Libya Declares Force Majeure οn Exports from Ports of Ras Lanuf, Es Sider

Tuesday, 16 December 2014

Libya's fragile oil sector recovery suffered further disruption at the weekend when state-owned NOC declared force majeure on exports from the major eastern ports of Es Sider and Ras Lanuf because of heavy fighting between armed groups in the area.

The ports -- with a combined export capacity of 560,000 b/d -- only resumed operations in August having been closed for more than a year after anti-government protesters occupied the terminals.

Libya succeeded in boosting production to 1 million b/d by the end of October, and NOC was hopeful of returning output to pre-crisis levels of around 1.5 million b/d by end-2014.

But first the major 340,000 b/d capacity Sharara field was closed in November because of security issues, and now exports are threatened from the country's largest and third-biggest ports.

"NOC has declared a state of force majeure at the ports of Es Sider and Ras Lanuf because of armed clashes in the area," it said in a statement posted to its website.

"A crisis team has been employed to ensure operations can be suspended and restarted safely. NOC and its subsidiaries are committed to working to maintain the equipment and the capacity of the country's oil," it said.

It added it was taking steps to keep operating staff, wells, pumps, piping and equipment in the area safe.

INDUSTRY REACTION

The oil price -- which has been in freefall in since mid-June -- was boosted Monday by the Libyan force majeure, and a likely fall in Libyan exports could breathe life back into the sweet crude market in the Mediterranean, traders said.

"The force majeure in Libya over the weekend may well revitalize the sweet crude market. Differentials have been under pressure, but they should recover a little bit," one trader said.

"I would imagine that there should be more interest in Mediterranean sweet grades from people who had been looking to take Libyan. The Es Sider and Ras Lanuf terminals are important, accounting for around half of Libyan exports," the trader said.

Shipping sources said that the force majeure at Es Sider and Ras Lanuf could force ships that have already been fully fixed to be diverted to other Libyan loading areas.

"For the moment I have not heard of ships already fixed being canceled, but no doubt charterers will look to redirect ships to workable load ports. Any ships that are currently on subjects from Es Sider and Ras Lanuf will probably fail," said a Mediterranean-based shipowner.

A trader added: "I'm not sure that charterers will want to wait in front of a Libyan port that is under force majeure. I know people who waited for 15 days at Libyan ports before they were able to load cargoes, and that was when there wasn't even a force majeure," the trader said.

Aframax freight rates on the cross-Mediterranean route, basis 80,000 mt, rose Worldscale 27.5 last week, largely due to a steady supply of cargoes from Libya.
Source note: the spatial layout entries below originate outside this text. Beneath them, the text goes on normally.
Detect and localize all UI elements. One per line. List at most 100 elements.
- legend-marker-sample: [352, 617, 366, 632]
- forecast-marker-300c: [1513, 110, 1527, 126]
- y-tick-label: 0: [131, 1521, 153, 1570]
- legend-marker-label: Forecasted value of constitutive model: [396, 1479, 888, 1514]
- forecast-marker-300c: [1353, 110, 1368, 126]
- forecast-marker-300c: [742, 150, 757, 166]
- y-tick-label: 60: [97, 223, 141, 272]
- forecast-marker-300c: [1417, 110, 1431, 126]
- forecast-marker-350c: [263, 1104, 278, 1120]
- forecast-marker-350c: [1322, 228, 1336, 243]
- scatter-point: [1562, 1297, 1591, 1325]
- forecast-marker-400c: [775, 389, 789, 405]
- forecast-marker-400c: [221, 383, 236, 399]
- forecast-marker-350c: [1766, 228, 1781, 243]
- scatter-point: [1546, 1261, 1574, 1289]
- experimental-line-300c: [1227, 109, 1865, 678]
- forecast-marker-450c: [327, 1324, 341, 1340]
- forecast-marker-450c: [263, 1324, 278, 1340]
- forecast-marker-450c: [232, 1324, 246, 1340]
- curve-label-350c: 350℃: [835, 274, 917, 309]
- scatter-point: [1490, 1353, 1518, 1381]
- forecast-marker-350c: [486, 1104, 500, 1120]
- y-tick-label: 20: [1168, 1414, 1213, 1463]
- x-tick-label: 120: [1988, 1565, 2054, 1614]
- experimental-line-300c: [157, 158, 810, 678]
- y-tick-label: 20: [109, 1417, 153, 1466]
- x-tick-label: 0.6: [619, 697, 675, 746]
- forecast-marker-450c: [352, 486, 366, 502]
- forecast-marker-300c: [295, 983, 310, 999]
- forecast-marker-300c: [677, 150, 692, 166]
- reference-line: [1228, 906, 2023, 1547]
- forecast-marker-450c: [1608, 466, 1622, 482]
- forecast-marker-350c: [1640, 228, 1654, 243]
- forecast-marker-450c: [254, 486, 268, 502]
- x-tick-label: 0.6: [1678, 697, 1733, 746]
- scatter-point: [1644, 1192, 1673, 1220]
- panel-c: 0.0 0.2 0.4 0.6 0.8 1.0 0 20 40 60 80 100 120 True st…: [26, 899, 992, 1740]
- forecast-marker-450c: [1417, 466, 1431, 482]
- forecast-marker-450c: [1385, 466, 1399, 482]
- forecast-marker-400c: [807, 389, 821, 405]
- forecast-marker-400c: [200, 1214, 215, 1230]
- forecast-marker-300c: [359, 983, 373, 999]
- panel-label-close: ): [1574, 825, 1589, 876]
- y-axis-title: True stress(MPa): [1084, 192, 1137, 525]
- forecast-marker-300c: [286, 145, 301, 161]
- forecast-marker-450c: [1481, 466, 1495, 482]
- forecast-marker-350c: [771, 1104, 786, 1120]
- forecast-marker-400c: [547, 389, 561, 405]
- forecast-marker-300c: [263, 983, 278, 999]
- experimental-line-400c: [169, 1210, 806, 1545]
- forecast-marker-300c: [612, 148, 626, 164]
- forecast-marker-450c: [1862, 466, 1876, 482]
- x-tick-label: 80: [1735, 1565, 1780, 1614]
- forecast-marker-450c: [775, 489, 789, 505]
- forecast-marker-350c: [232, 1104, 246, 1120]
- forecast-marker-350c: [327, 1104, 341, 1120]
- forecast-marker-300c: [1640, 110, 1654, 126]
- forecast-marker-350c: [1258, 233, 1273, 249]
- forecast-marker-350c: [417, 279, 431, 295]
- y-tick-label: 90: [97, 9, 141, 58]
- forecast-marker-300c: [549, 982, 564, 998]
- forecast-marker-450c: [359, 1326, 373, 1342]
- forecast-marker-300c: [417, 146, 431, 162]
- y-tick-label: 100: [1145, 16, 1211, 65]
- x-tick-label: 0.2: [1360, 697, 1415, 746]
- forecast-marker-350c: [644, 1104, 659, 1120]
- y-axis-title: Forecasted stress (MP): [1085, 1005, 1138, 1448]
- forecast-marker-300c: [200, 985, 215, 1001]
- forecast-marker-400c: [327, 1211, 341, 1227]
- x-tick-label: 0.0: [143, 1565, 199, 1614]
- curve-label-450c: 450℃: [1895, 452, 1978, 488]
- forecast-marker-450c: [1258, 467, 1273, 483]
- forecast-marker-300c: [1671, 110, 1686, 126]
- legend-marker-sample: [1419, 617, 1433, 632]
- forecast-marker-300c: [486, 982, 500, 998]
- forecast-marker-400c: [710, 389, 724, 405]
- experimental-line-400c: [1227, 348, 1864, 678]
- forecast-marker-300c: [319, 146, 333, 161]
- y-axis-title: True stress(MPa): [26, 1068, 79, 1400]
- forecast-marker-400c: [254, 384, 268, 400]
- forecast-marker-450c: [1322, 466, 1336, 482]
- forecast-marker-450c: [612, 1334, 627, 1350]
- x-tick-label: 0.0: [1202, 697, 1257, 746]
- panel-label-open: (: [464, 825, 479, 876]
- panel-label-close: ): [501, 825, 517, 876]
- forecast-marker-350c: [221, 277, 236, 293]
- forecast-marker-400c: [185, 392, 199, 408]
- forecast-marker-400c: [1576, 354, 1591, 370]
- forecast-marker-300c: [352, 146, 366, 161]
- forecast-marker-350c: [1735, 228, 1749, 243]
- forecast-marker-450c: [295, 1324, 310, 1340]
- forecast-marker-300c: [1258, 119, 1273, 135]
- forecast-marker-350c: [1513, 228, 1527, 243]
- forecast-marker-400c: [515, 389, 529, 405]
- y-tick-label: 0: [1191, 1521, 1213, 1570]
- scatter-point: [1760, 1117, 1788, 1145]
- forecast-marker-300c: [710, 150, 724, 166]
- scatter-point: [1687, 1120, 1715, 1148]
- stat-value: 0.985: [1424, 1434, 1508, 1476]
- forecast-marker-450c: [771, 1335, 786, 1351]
Shipping sources said the rising rates could be halted this week as a result of the reduction in Libyan supply.

"The force majeure at Es Sider and Ras Lanuf will inevitably take some steam out of the market," said a shipbroker.

AIR STRIKES

The Libyan air force launched air strikes Saturday near Es Sider to stop the advance of the Islamist fighters closing in on the port and the surrounding area.

The air raids were followed by clashes on the ground that tapered off in the evening only to resume again Sunday, AFP reported.

Libya currently has two rival administrations claiming legitimacy and vying for power over the oil sector, the life blood of the economy.

Production had been running at some 700,000 b/d -- half the country's capacity -- before the force majeure at Es Sider and Ras Lanuf was declared.

Prime Minister Abdullah al-Thani, who leads the Tobruk-based government, was elected in June and has gained the recognition of the international community.

The capital, Tripoli, is now under the control of an Islamist-led coalition, under rival Prime Minister Omar al-Hassi, backed by the powerful Libya Dawn militia.

To gain greater control of Libya's income from crude oil exports, the Tobruk government announced Sunday that it is planning major changes to the oil revenue payment system.

Payments will no longer go through the central bank in Tripoli. These accounts will be closed, Al-Thinni told the Al-Arabiya news station.

Instead, NOC will have to rely on international banks.